Tuesday, September 11, 2007

ACTIVISTS OF THE NON LEFT KIND ROUSTED BY COPS IN BELARUS


Nearly two dozen opposition demonstrators were arrested (one pictured here in the back of a police van) outside a court in western Belarus Monday where a youth activist went on trial for membership in an unregistered organization called Young Front, a rights activist said.

After the activists started yelling anti-government slogans, police encircled the group and arrested 22 of them, said Tatyana Protko, leader of the Belarusian Helsinki Committee, a human rights group.

"The authorities are afraid of solidarity and that's the only way this aggression and all these new arrests can be explained," she told the International Herald Tribune.

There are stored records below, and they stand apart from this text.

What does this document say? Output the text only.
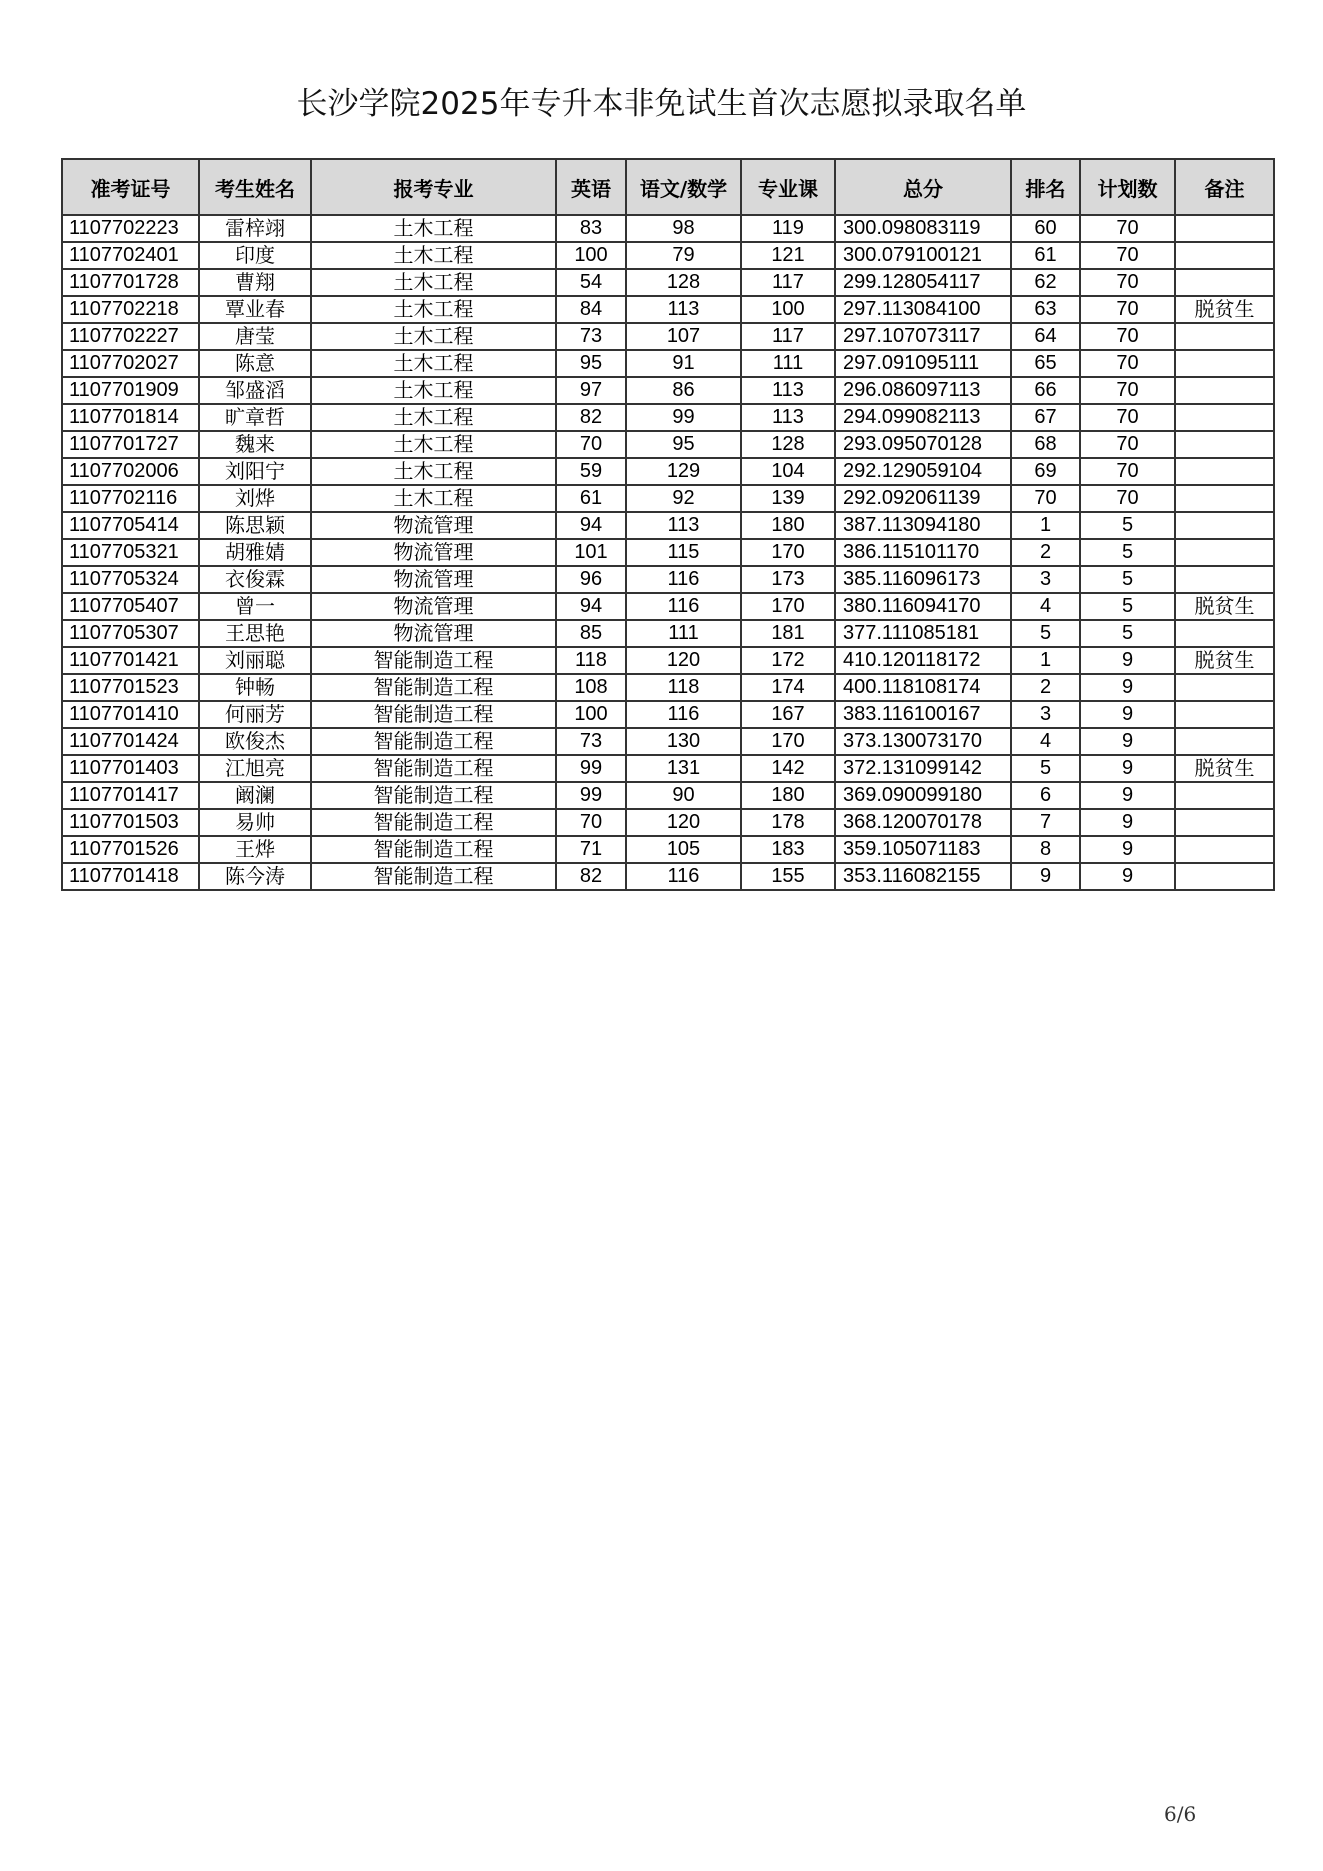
长沙学院2025年专升本非免试生首次志愿拟录取名单
准考证号	考生姓名	报考专业	英语	语文/数学	专业课	总分	排名	计划数	备注
1107702223	雷梓翊	土木工程	83	98	119	300.098083119	60	70	
1107702401	印度	土木工程	100	79	121	300.079100121	61	70	
1107701728	曹翔	土木工程	54	128	117	299.128054117	62	70	
1107702218	覃业春	土木工程	84	113	100	297.113084100	63	70	脱贫生
1107702227	唐莹	土木工程	73	107	117	297.107073117	64	70	
1107702027	陈意	土木工程	95	91	111	297.091095111	65	70	
1107701909	邹盛滔	土木工程	97	86	113	296.086097113	66	70	
1107701814	旷章哲	土木工程	82	99	113	294.099082113	67	70	
1107701727	魏来	土木工程	70	95	128	293.095070128	68	70	
1107702006	刘阳宁	土木工程	59	129	104	292.129059104	69	70	
1107702116	刘烨	土木工程	61	92	139	292.092061139	70	70	
1107705414	陈思颖	物流管理	94	113	180	387.113094180	1	5	
1107705321	胡雅婧	物流管理	101	115	170	386.115101170	2	5	
1107705324	衣俊霖	物流管理	96	116	173	385.116096173	3	5	
1107705407	曾一	物流管理	94	116	170	380.116094170	4	5	脱贫生
1107705307	王思艳	物流管理	85	111	181	377.111085181	5	5	
1107701421	刘丽聪	智能制造工程	118	120	172	410.120118172	1	9	脱贫生
1107701523	钟畅	智能制造工程	108	118	174	400.118108174	2	9	
1107701410	何丽芳	智能制造工程	100	116	167	383.116100167	3	9	
1107701424	欧俊杰	智能制造工程	73	130	170	373.130073170	4	9	
1107701403	江旭亮	智能制造工程	99	131	142	372.131099142	5	9	脱贫生
1107701417	阚澜	智能制造工程	99	90	180	369.090099180	6	9	
1107701503	易帅	智能制造工程	70	120	178	368.120070178	7	9	
1107701526	王烨	智能制造工程	71	105	183	359.105071183	8	9	
1107701418	陈今涛	智能制造工程	82	116	155	353.116082155	9	9	
6/6
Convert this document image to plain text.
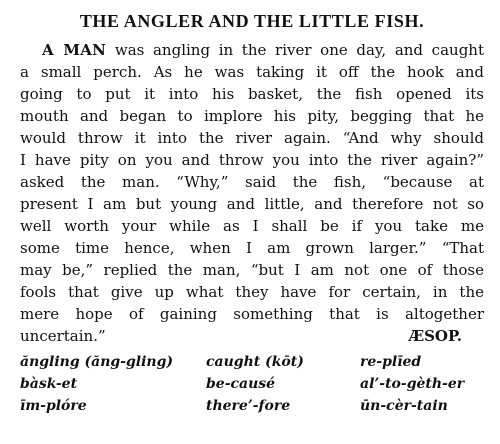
THE ANGLER AND THE LITTLE FISH.
A MAN was angling in the river one day, and caught
a small perch. As he was taking it off the hook and
going to put it into his basket, the fish opened its
mouth and began to implore his pity, begging that he
would throw it into the river again. “And why should
I have pity on you and throw you into the river again?”
asked the man. “Why,” said the fish, “because at
present I am but young and little, and therefore not so
well worth your while as I shall be if you take me
some time hence, when I am grown larger.” “That
may be,” replied the man, “but I am not one of those
fools that give up what they have for certain, in the
mere hope of gaining something that is altogether
uncertain.”	ÆSOP.
ăngling (ăng-gling)	caught (kōt)	re-plīed
bàsk-et	be-causé	al’-to-gèth-er
īm-plóre	there’-fore	ūn-cèr-tain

Reuters photographer Vasily Fedosenko said police detained him and Viktor Drachyov, a photographer for Agence France Presse, and about 20 protesters. The two photographers were released within hours. Protesters were taken to court to face charges of staging an illegal public gathering, usually punishable by a fine or up to 15 days in jail.

Young Front, an independent youth resistance organisation that emerged as a youth wing of the Belarusian Popular Front and is a member of the European Coalition block, is one of the most active organized youth groups of Belarus, and is a target of severe govenment repression.

Young Front is the member of European Young Conservatives. The European Young Conservatives is a grouping of youth wings of right of center political parties, usually with a Eurosceptic bias.

What are y'a gonna do...

The following is from JAVNO.

Belarus Police Detain Protesters and Journalists

Police in Belarus detained a group of opposition activists for staging an unlawful protest on Monday and held two journalists, including a Reuters photographer, who were covering the event.

Police made the detentions outside a courthouse in the town of Baranovichi, about two hours' drive from the capital Minsk, detained Reuters photographer Vasily Fedosenko said by mobile telephone from inside the local police station.

The activists were protesting against the prosecution of a member of outlawed opposition group Young Front who went on trial in Baranovichi on Monday on charges of membership of a banned group.

Fedosenko said police detained him, a photographer working for Agence France-Presse news agency, and about 20 protesters.

He said police officers said he would be taken to court on Monday and tried. The charge sheet, which he was shown, stated he had shouted opposition slogans and created a disturbance.

Belarus police said they had no comment and Fedosenko said he was simply doing his job as a journalist.

"They (the police) started detaining everyone, including the journalists, even though I showed them my official Belarus Foreign Ministry accreditation and told them I was carrying out my professional duties," said Fedosenko.

Western governments accuse Belarus President Alexander Lukashenko of harassing opponents, muzzling the media and rigging elections. The United States and the European Union have stopped issuing entry visas to senior Belarus officials.

Lukashenko remains popular at home and tells voters he has spared them from the lawlessness and turmoil of other former Soviet republics.